Step three is to create the user in Azure AD. This is accomplished with the Azure AD connector, which must be authenticated with a user account that has the permissions required to perform such actions. This step uses both the values collected in the initial form and the password created in the previous step to create the Azure AD user.
The final step in our flow is to send an email to the user running the flow, which can then be forwarded to the appropriate supervisor or coworker. The Outlook connector is used for this step, although you could just as easily incorporate the Gmail connector or another communication method. Like the Azure AD connector, you also need to authenticate the Outlook (or Gmail) connector.
Other examples ^
The primary value in Power Automate is flexibility. So many of the tasks we do daily are manual and mundane, a perfect storm for humans to forget or prioritize over, while a flow could just handle these tasks for us without any qualms. Some other examples of what Power Automate is capable of include:
- The On-premises Gateway can be installed on a local machine and configured to watch a local folder and send changes to a SharePoint site.
- A group email box could be monitored and any attachments added to a OneDrive for Business folder.

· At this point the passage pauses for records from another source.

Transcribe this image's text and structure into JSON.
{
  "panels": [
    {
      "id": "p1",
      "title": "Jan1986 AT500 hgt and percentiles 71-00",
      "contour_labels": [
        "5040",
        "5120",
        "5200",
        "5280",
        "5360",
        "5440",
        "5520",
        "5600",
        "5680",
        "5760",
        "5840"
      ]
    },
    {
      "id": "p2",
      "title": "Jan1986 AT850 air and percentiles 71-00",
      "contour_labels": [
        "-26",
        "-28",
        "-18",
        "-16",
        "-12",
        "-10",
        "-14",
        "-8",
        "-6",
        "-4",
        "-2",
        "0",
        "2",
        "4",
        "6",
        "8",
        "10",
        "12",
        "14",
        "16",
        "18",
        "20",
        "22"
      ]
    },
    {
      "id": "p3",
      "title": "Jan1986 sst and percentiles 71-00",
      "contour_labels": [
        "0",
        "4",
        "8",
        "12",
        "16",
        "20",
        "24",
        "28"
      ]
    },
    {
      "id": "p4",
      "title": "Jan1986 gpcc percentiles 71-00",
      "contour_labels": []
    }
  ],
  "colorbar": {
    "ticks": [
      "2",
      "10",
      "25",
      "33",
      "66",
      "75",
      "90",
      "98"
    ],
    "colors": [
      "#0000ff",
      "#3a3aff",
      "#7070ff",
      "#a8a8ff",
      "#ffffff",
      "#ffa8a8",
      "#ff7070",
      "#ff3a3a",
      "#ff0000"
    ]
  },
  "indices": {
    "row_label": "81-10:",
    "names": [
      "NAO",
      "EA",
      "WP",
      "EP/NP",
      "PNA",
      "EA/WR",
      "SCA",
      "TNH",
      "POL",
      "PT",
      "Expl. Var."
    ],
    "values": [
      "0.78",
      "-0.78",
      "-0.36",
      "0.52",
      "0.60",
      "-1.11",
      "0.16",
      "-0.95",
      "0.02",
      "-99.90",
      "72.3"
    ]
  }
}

- Microsoft Forms can initiate automated emails or population of a SharePoint site.
- Calendar appointments can be copied from a work calendar to a personal calendar.
Power Automate brings a wealth of flexibility and power to the toolkit of a system admin (or general power user) and does so without requiring users to learn a new programming language or rely on third-party frameworks. Flows can be simple tasks to synchronize information between services or incredibly advanced, limited only by your imagination.